В самом деле, все наискосок, — к океану не пустили, деньги украли, девчонка, с которой утром же, после кражи, заливая горе чаем, познакомился на вокзале в зале ожидания и которая сама назначила ему свидание вот здесь, на площади, опаздывает уже на полчаса и вообще неизвестно — придет ли. А много ли ему теперь, после всех передряг, от жизни надо? Да ни черта ведь уже не надо, только пожрать бы, помыться да вздремнуть чуток по-человечески, отойти душой, расслабиться, а уж потом предпринимать что-нибудь. Телеграмму бы друзьям отбить, покряхтели бы, но денег нашли, выслали хоть на билет. Так он же, дурак, паспорт не взял… Ну да ничего, не впервой, даже в этих диких краях можно найти какую-нибудь сердобольную тетку из почтово-багажного вагона или просто зайцем, на товарных, ведь тепло еще. Семьдесят рублей украли, и что теперь — в милицию идти заявлять? Так самого еще заметут за милую душу, да и жаль этого ворюгу, — может, приперло человека. Думать так нелегко, но Бегемот заставляет себя думать именно так в припадке упрямого буддийского милосердия.
Бог с ними, с деньгами! Может, так даже интересней, — через всю страну как босяк. Но вот сначала ванну бы горячую да пожрать от души. Отчего же она не идет, девчонка?
Он ей сразу рассказал ситуацию: деньги украли, билета нет, третьи сутки на вокзале, как пес бездомный. Да нет, хуже.
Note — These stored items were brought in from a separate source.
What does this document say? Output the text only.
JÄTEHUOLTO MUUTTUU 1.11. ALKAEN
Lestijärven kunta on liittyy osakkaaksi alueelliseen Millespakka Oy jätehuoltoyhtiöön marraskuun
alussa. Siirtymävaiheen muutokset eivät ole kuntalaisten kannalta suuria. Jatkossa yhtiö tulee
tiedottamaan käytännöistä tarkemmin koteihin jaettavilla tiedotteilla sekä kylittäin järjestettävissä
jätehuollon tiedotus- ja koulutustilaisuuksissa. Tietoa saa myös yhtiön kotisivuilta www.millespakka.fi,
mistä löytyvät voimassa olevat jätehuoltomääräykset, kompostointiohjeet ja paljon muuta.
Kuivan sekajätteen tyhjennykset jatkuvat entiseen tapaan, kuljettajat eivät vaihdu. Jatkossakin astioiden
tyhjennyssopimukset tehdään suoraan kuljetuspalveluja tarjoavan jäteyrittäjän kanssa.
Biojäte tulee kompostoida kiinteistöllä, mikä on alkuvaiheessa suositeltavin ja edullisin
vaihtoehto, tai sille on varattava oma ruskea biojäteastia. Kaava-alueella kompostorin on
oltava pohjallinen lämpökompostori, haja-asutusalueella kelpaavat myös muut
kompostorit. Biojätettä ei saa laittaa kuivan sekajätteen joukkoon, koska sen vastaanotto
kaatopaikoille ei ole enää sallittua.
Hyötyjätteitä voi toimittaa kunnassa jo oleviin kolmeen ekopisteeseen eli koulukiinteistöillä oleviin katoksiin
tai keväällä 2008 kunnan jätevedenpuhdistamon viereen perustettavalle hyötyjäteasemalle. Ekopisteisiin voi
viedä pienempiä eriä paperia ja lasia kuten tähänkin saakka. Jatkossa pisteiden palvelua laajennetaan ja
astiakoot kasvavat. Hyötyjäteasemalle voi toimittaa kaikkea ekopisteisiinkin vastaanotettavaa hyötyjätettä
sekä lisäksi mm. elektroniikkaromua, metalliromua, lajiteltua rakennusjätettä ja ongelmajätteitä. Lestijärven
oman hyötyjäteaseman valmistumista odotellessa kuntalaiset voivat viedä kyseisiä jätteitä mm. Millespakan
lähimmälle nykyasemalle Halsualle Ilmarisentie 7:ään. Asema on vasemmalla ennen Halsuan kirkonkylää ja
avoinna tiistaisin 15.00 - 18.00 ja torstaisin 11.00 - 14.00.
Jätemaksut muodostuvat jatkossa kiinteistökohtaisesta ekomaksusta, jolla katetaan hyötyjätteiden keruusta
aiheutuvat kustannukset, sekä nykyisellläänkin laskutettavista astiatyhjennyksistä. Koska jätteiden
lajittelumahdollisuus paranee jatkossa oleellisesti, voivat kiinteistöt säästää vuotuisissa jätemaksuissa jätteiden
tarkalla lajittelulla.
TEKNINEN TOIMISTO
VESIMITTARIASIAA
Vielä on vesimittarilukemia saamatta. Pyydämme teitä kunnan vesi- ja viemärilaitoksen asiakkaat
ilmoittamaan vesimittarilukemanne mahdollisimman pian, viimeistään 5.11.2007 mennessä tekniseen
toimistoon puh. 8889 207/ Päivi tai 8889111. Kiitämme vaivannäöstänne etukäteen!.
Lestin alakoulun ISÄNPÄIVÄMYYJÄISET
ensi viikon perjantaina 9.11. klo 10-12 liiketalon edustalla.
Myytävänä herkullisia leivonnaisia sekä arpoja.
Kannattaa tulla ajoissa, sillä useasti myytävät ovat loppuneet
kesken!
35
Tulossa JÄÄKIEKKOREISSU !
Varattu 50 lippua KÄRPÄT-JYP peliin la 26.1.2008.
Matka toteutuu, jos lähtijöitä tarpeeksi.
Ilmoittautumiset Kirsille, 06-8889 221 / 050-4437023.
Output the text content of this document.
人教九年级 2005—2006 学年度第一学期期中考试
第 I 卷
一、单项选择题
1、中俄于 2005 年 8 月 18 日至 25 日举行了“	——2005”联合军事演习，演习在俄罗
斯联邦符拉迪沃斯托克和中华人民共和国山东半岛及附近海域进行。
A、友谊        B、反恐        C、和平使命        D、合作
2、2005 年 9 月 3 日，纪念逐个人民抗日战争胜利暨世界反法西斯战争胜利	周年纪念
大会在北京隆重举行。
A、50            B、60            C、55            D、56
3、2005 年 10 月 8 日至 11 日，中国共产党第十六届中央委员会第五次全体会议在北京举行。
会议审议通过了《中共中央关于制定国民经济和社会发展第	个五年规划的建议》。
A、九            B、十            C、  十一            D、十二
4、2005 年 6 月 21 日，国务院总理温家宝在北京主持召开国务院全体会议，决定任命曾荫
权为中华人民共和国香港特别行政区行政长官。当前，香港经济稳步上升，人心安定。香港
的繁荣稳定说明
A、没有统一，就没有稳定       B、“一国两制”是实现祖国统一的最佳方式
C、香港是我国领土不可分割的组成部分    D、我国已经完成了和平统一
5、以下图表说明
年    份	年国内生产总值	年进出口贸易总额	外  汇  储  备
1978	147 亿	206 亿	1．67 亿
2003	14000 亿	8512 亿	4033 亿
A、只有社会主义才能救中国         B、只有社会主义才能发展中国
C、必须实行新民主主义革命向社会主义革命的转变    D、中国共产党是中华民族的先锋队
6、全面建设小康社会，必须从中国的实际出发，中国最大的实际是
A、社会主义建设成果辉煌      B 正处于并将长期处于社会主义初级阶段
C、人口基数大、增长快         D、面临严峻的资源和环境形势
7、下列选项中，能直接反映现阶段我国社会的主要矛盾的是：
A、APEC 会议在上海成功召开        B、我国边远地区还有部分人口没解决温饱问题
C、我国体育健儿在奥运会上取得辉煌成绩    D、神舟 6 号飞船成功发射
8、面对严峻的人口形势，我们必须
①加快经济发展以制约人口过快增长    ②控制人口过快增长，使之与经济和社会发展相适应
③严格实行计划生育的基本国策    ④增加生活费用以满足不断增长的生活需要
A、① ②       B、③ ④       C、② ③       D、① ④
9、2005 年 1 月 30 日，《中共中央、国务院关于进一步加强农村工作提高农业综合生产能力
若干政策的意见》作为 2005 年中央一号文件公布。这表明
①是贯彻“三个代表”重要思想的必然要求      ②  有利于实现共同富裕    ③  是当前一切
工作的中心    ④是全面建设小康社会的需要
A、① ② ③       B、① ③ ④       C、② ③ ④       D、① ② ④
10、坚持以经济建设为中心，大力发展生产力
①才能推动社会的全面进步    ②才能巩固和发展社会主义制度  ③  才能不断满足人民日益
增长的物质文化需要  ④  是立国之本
Собаке, бывает, хоть корку кинут, за ушами погладят, а тут… На этом вокзале можно растерять всю веру в человека. А может, она его в нечистых целях заподозрила, эта девчонка? Но разве он похож на сексуального маньяка? В другое время он бы и не прочь, но тут едва ноги таскаешь. Нет — только ванну и пожрать да, может, деньжат перехватить, с отдачей, рублей хоть тридцать-сорок. И мотать отсюда поскорее, хоть на крыше. Хоть до Урала, а там уже проще, все маршруты исхожены, в Свердловске знакомых хиппи полно. Домой, домой, в Останкино! На Гоголевский, к родным хиппарям, на «пятак». Хоть поговорить по-человечески про «атман», сменять Гурджиева на Блаватскую. Да, хоть бы поговорить с кем, все бы на душе легче стало. А тут слова не успеешь сказать — требуют документы и спрашивают, почему ты босой, будто ходить босиком запрещено законом. И до того довели, что аж вздрагиваешь, ей-богу, сам себе кажешься существом самой низшей касты, только потому что денег у тебя нету. А еще толкуют о равноправии. Равноправие — это когда самый нищий, самый голодный человек равен самому благополучному во всем. А тут разве так? На одежду брезгливо косятся, подозревают. Да, может, денег у человека нету на дорогое шмутье, на тряпки эти, пропади они пропадом! И с босыми ногами смех да и только, — смотрят как на идиота, сами, небось, в своем «Здоровье» читают о пользе закаливания и вздыхают, а как увидят босого — рожи наискось. Бегемот уже пытался им объяснить, что, во-первых, это полезно — массируется ступня, где находятся нервные окончания, и, во-вторых, вообще это принципиально: нельзя топтать родную мать каблуками, а земля — мать. Она родила, она и примет обратно. А на случай холодов у него вон тапочки припасены и носки шерстяные. И что же — поняли? Только посмеялись…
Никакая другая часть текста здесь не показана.